Benchmark 10-year bond yields dropped as much as 19 basis points intraday to 6.56 percent following the release of the deficit numbers, which suggested India was planning to keep its borrowing under control.
It opens up the possibility that the Reserve Bank of India (RBI) may cut its benchmark rates by more than 25 basis points at future meetings, according to some traders and analysts.
“No fiscal slippage means growth is now in RBI’s domain, so more than 25 bps rate cuts possible,” said a senior fixed income trader at a private bank, who declined to be identified. “Also, sovereign bonds may mean lower domestic issuance and not just this fiscal year but going forward this may be a new trend.”
The Indian economy has been weakening sharply in the past year. In the fourth quarter of the fiscal year to last March 31, economic growth slumped to 5.8 percent, the slowest pace in 20 quarters. Growth for the full year ended in March was 6.8 percent, also a five-year low.
And more recent indicators, such as plummeting industrial output and a near 8-year low in automobile sales, have stoked fears of a deeper slowdown. That, in turn, has been hitting tax collections and reducing government revenue.
The central bank has cut interest rates by 75 basis points since February and investors are now expecting at least one more rate reduction in August.
“Their (government) emphasis remains on dealing with slowing growth but they have approached the problem differently,” said Radhika Rao, an economist with DBS Bank in Singapore.
“Monetary policy will do much more burden-sharing at this point. Global environment and domestic inflation gives the RBI the leeway to do much more. If yields correct, policy rates correct and borrowing costs go down that is also a boost to growth.”
The government has projected growth of 7 percent in 2019/20, lower than its declared ambition to get growth above 8 percent. But some say this is still too optimistic.
A shortfall in the current monsoon rains is one new area of concern for the government, as the farm sector that employs nearly half of India’s working population is completely dependent on it. Any shortfall or untimely rains could lead to massive losses in crops, reduce farm incomes and hurt consumption.
Another concern is continued trade tensions with the United States – as well as a weakening global economy – that together are likely to keep exports in check.

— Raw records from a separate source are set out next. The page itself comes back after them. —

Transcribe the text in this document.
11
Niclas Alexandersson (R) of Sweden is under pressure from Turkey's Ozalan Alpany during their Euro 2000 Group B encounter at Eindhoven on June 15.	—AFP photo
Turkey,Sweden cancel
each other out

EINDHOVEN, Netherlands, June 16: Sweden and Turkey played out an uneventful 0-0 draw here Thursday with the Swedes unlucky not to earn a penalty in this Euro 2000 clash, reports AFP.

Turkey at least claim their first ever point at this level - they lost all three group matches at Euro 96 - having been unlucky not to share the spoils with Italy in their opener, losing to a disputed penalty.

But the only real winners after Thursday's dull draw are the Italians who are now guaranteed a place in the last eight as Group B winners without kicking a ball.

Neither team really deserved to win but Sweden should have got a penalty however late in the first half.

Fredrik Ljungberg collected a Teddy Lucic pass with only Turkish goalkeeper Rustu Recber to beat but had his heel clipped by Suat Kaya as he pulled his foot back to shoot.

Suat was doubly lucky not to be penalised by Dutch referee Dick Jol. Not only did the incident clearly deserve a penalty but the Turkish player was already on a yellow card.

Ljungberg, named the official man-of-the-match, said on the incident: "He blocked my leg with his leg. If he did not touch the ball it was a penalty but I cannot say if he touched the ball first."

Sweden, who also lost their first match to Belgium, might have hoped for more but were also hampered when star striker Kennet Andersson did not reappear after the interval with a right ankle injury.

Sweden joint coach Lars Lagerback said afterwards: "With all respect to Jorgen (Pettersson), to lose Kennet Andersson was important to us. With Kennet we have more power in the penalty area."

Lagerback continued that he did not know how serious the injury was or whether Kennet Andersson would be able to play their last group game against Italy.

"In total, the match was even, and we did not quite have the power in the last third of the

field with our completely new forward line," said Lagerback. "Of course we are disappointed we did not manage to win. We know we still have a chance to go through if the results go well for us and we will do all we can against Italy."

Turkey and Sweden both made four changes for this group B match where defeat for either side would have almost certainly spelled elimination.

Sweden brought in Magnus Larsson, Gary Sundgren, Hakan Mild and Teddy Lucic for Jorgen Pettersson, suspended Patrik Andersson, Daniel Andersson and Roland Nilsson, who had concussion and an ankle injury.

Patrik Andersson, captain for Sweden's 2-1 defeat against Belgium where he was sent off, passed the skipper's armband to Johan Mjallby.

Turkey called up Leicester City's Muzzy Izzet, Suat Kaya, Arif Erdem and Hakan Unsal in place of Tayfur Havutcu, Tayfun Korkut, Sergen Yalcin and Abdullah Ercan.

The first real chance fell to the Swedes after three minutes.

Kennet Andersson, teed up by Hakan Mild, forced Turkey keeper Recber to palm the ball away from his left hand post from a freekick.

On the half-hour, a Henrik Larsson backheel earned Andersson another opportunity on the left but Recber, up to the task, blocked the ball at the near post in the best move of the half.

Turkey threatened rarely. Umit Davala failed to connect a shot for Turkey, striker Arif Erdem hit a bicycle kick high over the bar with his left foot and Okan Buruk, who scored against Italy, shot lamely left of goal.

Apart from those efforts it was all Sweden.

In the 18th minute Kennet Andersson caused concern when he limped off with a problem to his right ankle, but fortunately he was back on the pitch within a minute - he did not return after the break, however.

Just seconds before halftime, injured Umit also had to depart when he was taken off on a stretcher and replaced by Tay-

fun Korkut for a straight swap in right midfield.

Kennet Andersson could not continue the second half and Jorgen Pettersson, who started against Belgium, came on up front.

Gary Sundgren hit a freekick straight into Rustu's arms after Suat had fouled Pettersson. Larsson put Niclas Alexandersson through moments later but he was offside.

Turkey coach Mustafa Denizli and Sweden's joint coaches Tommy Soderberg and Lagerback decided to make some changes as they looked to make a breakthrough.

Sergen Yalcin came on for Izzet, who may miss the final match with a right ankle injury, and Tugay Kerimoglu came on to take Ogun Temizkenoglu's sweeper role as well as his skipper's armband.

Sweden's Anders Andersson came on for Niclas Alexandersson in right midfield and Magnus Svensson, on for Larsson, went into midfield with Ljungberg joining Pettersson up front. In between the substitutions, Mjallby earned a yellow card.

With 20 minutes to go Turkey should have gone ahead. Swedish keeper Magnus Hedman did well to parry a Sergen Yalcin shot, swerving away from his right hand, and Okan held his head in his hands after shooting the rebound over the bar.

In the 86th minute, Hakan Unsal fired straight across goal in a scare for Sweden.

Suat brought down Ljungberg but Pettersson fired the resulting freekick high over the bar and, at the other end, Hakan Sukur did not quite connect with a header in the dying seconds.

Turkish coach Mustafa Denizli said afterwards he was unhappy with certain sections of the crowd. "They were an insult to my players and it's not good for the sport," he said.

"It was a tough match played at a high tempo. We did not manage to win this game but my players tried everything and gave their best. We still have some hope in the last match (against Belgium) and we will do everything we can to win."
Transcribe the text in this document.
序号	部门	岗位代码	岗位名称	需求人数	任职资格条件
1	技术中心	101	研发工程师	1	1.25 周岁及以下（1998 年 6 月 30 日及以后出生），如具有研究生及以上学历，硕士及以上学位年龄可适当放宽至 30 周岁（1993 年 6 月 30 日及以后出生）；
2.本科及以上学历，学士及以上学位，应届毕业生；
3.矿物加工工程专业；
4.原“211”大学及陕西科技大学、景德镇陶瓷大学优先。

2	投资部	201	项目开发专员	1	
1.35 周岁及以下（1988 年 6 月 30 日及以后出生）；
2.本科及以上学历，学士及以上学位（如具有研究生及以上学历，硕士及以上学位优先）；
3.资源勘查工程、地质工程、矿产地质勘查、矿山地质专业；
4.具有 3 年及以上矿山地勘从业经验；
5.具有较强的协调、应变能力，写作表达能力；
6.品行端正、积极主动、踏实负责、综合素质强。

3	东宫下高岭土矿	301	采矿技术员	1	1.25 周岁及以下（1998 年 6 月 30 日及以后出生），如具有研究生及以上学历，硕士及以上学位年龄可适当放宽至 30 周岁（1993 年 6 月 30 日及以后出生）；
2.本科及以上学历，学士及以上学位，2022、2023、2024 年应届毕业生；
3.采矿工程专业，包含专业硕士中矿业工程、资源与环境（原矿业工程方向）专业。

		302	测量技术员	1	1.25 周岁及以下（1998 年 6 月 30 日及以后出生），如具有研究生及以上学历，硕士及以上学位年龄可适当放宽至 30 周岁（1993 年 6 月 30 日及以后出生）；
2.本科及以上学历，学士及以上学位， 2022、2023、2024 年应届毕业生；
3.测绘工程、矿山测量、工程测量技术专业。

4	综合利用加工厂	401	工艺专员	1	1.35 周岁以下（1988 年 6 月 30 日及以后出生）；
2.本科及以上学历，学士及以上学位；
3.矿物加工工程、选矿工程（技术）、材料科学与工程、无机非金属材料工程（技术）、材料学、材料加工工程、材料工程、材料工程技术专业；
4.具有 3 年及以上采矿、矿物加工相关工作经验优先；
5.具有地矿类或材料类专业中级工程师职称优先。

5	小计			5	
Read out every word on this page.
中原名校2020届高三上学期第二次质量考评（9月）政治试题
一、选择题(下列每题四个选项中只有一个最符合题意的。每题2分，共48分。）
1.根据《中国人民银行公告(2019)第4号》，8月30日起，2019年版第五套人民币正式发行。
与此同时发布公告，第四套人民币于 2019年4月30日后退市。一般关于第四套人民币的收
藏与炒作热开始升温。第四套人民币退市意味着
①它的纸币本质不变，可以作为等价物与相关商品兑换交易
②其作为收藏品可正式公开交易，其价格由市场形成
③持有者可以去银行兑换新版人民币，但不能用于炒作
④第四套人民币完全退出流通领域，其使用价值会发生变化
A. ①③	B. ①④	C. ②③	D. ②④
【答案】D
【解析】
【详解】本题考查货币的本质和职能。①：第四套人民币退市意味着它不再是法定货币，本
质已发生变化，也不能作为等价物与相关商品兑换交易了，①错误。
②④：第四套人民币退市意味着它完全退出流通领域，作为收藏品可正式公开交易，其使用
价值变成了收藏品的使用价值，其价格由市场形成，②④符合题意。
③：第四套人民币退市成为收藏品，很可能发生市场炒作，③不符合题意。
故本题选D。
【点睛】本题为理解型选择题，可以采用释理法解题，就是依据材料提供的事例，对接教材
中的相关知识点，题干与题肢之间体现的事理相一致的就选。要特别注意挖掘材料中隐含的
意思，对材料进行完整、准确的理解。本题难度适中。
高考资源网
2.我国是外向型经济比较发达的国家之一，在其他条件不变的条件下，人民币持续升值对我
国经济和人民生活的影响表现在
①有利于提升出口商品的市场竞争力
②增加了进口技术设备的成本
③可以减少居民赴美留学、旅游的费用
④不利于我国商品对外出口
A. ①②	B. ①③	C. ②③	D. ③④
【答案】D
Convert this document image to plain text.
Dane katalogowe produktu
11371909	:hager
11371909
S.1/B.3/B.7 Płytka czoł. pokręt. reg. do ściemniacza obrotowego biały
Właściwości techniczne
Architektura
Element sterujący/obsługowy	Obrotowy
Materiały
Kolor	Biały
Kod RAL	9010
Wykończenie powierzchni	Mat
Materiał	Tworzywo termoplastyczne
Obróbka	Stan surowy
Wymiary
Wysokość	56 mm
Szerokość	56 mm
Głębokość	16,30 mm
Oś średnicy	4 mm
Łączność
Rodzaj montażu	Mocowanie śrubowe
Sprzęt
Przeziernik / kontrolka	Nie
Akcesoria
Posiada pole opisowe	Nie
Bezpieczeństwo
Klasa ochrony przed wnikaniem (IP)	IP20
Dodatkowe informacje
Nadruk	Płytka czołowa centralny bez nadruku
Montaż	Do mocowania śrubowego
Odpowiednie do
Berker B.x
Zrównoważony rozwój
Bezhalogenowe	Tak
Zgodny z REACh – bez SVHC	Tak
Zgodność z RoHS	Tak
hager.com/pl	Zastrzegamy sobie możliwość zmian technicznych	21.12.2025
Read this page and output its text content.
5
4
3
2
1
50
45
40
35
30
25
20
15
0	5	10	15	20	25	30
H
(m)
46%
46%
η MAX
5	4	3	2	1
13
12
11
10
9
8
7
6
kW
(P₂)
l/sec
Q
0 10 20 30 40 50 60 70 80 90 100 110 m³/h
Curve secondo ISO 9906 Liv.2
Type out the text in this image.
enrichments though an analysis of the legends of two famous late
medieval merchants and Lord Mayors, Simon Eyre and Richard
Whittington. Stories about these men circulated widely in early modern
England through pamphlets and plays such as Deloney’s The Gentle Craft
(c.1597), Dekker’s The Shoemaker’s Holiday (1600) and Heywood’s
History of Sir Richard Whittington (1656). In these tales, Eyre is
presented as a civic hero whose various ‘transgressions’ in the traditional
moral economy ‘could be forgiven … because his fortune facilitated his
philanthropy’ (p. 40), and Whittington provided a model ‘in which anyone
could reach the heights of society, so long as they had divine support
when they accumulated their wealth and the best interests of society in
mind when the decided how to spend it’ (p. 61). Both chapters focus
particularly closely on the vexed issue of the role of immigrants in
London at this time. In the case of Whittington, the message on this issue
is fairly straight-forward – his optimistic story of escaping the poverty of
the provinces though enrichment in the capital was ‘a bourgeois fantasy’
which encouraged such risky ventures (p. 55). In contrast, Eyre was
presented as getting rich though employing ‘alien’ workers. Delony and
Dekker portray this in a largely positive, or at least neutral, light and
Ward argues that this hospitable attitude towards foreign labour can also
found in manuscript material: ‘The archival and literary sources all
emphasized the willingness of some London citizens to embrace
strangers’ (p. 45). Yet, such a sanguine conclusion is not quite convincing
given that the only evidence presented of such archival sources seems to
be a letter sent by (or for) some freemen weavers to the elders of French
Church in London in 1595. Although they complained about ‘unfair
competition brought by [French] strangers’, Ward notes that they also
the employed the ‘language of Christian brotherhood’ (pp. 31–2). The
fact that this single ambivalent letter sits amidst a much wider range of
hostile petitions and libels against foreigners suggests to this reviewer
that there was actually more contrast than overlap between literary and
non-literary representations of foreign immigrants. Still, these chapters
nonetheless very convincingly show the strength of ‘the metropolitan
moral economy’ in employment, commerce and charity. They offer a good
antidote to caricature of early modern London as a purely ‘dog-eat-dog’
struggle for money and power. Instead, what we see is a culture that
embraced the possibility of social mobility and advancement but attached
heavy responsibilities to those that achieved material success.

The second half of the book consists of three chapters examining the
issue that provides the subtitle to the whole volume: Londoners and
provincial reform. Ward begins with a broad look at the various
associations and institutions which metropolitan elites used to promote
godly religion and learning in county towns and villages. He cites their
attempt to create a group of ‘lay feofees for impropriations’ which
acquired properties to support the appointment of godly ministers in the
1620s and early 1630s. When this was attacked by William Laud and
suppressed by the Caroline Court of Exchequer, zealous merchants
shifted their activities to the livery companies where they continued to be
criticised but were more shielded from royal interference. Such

But Sitharaman and the RBI did on Friday announce a series of measures to try to deal with one major obstacle to a more robust economy – the debt-burdened state-owned banks and a liquidity-deprived shadow banking sector.
That included an injection of 700 billion rupees into the banks.
The difficulty small businesses and consumers have had in getting financing for purchases has been hurting a number of industries, including automakers.
The increased spending that Sitharaman did lay out in her statement – particularly on infrastructure – is largely being funded through higher taxes on the rich and increased duties on imported products.
If economic growth doesn’t pick up, though, it will be difficult for the government to meet its fiscal deficit target as muted activity will nibble away at tax collections.